Dokumentarfilm, 2012, 43 Minuten

In der matriarchalen Gesellschaft auf der Südseeinsel Palau haben die Frauen großen Einfluss, sie werden hochgeschätzt. Jede Frau, die zum ersten Mal geboren hat, wird mit dem bedeutendsten Fest, das es auf der Pazifikinsel gibt, geehrt. Der Film erzählt von der jungen Mutter Bella, die anlässlich dieses Ereignisses einen wertvollen palauischen Stein zu erwarten hat. Die Steine bedeuten eine Auszeichnung und Anerkennung für alles, was Frauen sind und was sie tun, und sind Symbol für den Reichtum, den Frauen in die ganze Familie bringen. Bella soll den Stein von Cécile, der Schwester des Kindsvaters erhalten.
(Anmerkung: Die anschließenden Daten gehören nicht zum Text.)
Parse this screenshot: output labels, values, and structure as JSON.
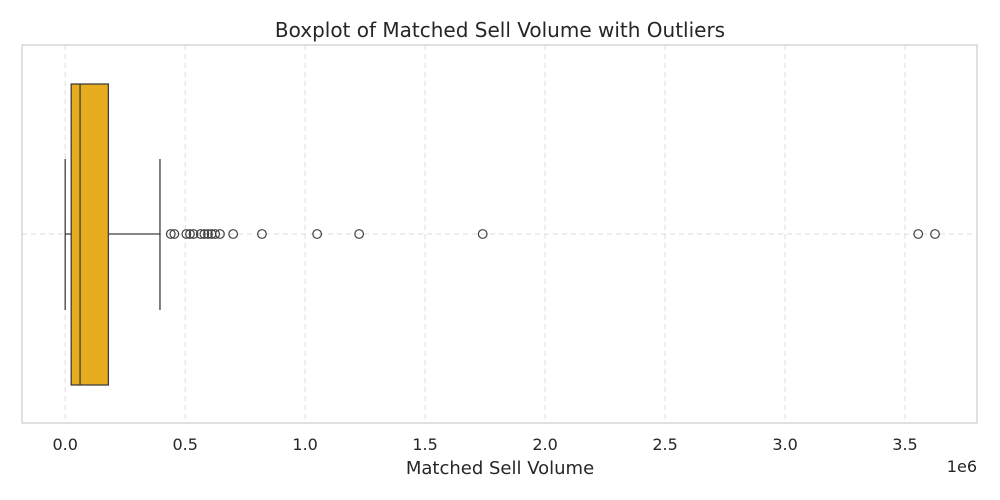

Diese jedoch hat ihn auf der Bank als Sicherheit für ihre Boutique hinterlegt, in die sie Dollars investieren musste. Während die Vorbereitungen für das Fest in vollem Gange sind, ist Cécile fieberhaft bemüht, an diesen oder überhaupt an einen palauischen Stein zu kommen, den sie der jungen Mutter Bella während der Erstgeburtszeremonie um den Hals binden kann. Zu sehen sind die Bemühungen, diesen Konflikt gemeinschaftlich zu lösen, dabei wird deutlich, dass das Leben nach einer “mütterlichen Ordnung” diese Gesellschaft so ausbalanciert sein lässt.